A Port Said resident and lawyer of one of the defendants given a death sentence said the verdict was nothing more than "a political decision to calm the public."
"There is nothing to say these people did anything and we don't understand what this verdict is based on," Mohammed al-Daw told The Associated Press by telephone.
"Our situation in Port Said is very grave because kids were taken from their homes for wearing green T-shirts," he said, referring to the Al-Masry team color.
The violence began after the Port Said's home team won the match, 3-1. Al-Masry fans stormed the pitch after the game ended, attacking Cairo's Al-Ahly fans.
Authorities shut off the stadium lights, plunging it into darkness.

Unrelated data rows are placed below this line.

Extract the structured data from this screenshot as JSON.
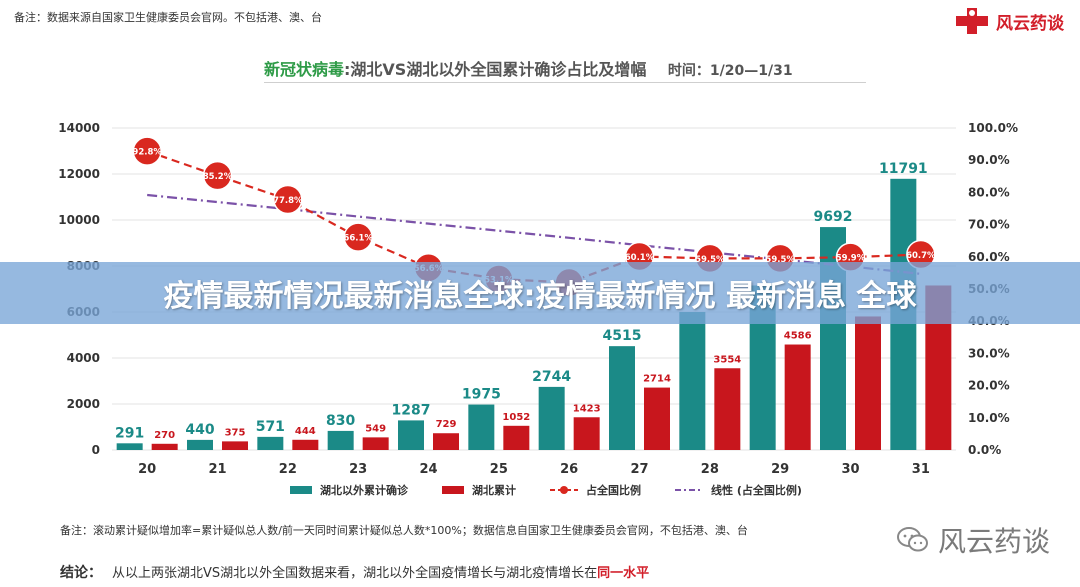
{
  "top_note": "备注：数据来源自国家卫生健康委员会官网。不包括港、澳、台",
  "brand": {
    "name": "风云药谈",
    "icon": "red-cross-person-icon",
    "color": "#d21f2a"
  },
  "header": {
    "title_virus": "新冠状病毒",
    "title_rest": ":湖北VS湖北以外全国累计确诊占比及增幅",
    "time_label": "时间：1/20—1/31"
  },
  "banner_text": "疫情最新情况最新消息全球:疫情最新情况 最新消息 全球",
  "bottom_note": "备注：滚动累计疑似增加率=累计疑似总人数/前一天同时间累计疑似总人数*100%；数据信息自国家卫生健康委员会官网，不包括港、澳、台",
  "conclusion": {
    "label": "结论：",
    "text": "从以上两张湖北VS湖北以外全国数据来看，湖北以外全国疫情增长与湖北疫情增长在",
    "highlight": "同一水平"
  },
  "watermark": {
    "name": "风云药谈",
    "icon": "wechat-icon"
  },
  "chart_data": {
    "type": "bar",
    "categories": [
      "20",
      "21",
      "22",
      "23",
      "24",
      "25",
      "26",
      "27",
      "28",
      "29",
      "30",
      "31"
    ],
    "series": [
      {
        "name": "湖北以外累计确诊",
        "kind": "bar",
        "axis": "left",
        "color": "#1b8a87",
        "values": [
          291,
          440,
          571,
          830,
          1287,
          1975,
          2744,
          4515,
          6000,
          7153,
          9692,
          11791
        ],
        "labels": [
          "291",
          "440",
          "571",
          "830",
          "1287",
          "1975",
          "2744",
          "4515",
          "",
          "",
          "9692",
          "11791"
        ]
      },
      {
        "name": "湖北累计",
        "kind": "bar",
        "axis": "left",
        "color": "#c8161d",
        "values": [
          270,
          375,
          444,
          549,
          729,
          1052,
          1423,
          2714,
          3554,
          4586,
          5806,
          7153
        ],
        "labels": [
          "270",
          "375",
          "444",
          "549",
          "729",
          "1052",
          "1423",
          "2714",
          "3554",
          "4586",
          "",
          ""
        ]
      },
      {
        "name": "占全国比例",
        "kind": "line",
        "axis": "right",
        "color": "#d9281f",
        "values": [
          92.8,
          85.2,
          77.8,
          66.1,
          56.6,
          53.1,
          52.0,
          60.1,
          59.5,
          59.5,
          59.9,
          60.7
        ],
        "labels": [
          "92.8%",
          "85.2%",
          "77.8%",
          "66.1%",
          "56.6%",
          "53.1%",
          "",
          "60.1%",
          "59.5%",
          "59.5%",
          "59.9%",
          "60.7%"
        ]
      },
      {
        "name": "线性 (占全国比例)",
        "kind": "trend",
        "axis": "right",
        "color": "#7b52a8",
        "values": [
          79.2,
          77.0,
          74.8,
          72.5,
          70.3,
          68.1,
          65.9,
          63.6,
          61.4,
          59.2,
          57.0,
          54.7
        ]
      }
    ],
    "y_left": {
      "min": 0,
      "max": 14000,
      "ticks": [
        "0",
        "2000",
        "4000",
        "6000",
        "8000",
        "10000",
        "12000",
        "14000"
      ]
    },
    "y_right": {
      "min": 0,
      "max": 100,
      "ticks": [
        "0.0%",
        "10.0%",
        "20.0%",
        "30.0%",
        "40.0%",
        "50.0%",
        "60.0%",
        "70.0%",
        "80.0%",
        "90.0%",
        "100.0%"
      ]
    },
    "grid": true,
    "legend_position": "bottom"
  }
}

In the exit corridor, the fleeing crowd pressed against a chained gate until it broke open. Many were crushed under the crowd of people trying to flee.
Survivors of the riot described a nightmarish scene in the stadium. Police stood by doing nothing, they said, as fans of Al-Masry attacked supporters of the top Cairo club stabbing them and throwing them off bleachers.
Al-Ahly survivors said supporters of Al-Masry carved the words "Port Said" into their bodies and undressed them while beating them with iron bars.
While there has long been bad blood between the two rival teams, many blamed police for failing to perform usual searches for weapons at the stadium.
Both Al-Ahly Ultras and Al-Masry Ultras widely believe that ex-members of the ousted regime of Hosni Mubarak helped instigate the attack, and that the police at the very least were responsible for gross negligence. It is not clear what kind of evidence, if any, was presented to the court to back up claims that the attack had been orchestrated by regime officials.